Raz Godelnik, CEO of Eco-Libris, estimates that 80% of a paperback book’s carbon footprint is caused by the earliest stages in its production process: paper harvesting, forest clearing, and material shipping. The BIEC recognized this, and one of its chief aims was to work on a more eco-friendly means of producing books. As consumers, though, we also have the power to fix this by demanding an even more responsible method of production from the largest publishing houses and their contractors. (This means we’d have to pay more for the end product, of course.) We must also demand better accountability from the technology companies that create eReaders, and that begins with demanding Amazon release better information about the Kindle.
Consumer outcry works: a few months ago, because everyone flipped out about the mistreatment of Foxconn workers, Apple instituted major changes to the pay structure for their subcontractors.
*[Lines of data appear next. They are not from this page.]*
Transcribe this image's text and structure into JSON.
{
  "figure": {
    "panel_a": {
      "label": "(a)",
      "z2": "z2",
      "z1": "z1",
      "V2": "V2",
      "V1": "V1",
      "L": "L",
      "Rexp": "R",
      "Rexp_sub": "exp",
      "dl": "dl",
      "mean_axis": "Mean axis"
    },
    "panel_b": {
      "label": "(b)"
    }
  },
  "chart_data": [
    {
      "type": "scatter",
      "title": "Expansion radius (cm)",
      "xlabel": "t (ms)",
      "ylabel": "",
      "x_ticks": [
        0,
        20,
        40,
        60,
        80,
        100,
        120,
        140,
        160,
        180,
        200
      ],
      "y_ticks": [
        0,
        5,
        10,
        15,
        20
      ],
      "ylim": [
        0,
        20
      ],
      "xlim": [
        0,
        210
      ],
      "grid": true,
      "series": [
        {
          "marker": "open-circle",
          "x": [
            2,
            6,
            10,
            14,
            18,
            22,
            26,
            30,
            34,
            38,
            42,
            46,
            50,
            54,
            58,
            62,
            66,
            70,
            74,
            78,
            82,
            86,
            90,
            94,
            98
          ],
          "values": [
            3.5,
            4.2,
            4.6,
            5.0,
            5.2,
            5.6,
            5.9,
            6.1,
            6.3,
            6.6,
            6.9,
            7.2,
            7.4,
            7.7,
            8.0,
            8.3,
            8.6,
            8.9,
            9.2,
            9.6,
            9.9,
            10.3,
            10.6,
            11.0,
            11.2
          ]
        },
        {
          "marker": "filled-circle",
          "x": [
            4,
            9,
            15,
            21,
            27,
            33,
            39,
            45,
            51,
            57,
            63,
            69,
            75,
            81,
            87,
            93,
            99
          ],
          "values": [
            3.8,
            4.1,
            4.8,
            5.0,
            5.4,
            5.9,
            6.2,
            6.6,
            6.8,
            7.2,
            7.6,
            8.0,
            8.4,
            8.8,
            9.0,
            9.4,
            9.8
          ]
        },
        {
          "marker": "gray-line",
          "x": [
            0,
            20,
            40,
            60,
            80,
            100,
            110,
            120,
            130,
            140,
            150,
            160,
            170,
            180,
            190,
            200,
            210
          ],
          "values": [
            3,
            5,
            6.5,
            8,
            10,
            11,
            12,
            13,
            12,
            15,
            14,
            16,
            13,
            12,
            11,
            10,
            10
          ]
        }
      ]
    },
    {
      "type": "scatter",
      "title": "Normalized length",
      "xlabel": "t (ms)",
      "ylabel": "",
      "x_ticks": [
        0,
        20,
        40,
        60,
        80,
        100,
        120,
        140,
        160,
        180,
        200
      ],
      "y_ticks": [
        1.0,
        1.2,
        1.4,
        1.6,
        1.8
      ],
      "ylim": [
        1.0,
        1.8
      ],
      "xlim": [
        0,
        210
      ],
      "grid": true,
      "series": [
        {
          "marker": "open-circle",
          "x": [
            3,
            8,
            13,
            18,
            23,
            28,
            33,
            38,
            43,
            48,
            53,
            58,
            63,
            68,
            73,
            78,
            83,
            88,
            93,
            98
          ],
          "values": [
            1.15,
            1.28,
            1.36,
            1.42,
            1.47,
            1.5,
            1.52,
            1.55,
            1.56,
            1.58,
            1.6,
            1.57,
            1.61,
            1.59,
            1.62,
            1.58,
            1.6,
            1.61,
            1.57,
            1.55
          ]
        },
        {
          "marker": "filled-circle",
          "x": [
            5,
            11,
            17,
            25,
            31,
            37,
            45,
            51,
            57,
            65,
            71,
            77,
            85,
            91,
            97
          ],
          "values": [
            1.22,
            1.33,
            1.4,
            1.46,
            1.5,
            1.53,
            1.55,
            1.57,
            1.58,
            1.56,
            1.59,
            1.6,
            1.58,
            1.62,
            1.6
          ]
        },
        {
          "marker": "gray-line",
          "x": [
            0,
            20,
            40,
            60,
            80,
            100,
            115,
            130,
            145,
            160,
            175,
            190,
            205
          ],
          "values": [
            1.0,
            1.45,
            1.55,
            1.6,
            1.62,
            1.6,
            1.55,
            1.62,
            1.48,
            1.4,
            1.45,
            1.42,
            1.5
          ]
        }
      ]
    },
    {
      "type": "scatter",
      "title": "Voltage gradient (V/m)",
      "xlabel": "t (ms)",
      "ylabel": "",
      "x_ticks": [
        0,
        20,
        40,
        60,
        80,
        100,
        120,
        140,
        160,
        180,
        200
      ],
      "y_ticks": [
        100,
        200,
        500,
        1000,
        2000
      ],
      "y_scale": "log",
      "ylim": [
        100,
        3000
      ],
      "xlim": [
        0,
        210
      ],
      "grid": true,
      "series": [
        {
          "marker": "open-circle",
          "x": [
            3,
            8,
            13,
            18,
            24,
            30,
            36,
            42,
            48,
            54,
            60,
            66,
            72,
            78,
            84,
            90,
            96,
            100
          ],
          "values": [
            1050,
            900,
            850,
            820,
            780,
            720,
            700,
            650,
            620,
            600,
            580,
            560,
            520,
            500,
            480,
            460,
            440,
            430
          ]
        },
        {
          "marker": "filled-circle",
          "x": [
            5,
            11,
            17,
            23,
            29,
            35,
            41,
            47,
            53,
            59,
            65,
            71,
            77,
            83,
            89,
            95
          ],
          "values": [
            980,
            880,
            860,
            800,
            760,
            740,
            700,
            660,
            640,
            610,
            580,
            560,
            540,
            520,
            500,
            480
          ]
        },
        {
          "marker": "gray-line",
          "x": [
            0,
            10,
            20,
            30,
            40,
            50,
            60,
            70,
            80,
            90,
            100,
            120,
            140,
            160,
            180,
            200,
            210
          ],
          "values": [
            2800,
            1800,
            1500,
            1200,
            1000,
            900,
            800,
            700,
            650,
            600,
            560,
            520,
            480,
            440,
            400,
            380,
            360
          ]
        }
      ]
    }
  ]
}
If we can do this with labor, we can do this with resources.
We must also resist the urge to purchase the next hot technology when it comes out. If you have an eReader, use your eReader until it no longer works, and then recycle it responsibly. Do not purchase a new one before the old one has stopped working. If you own an eReader that you do not use, sell it to someone who will actually use it so that they don’t have to buy a fresh one. In simple terms: you wouldn’t buy a new edition of a book if nothing was wrong with the edition you already owned, so why would you do it with something ecologically equal to fifty of those books put together?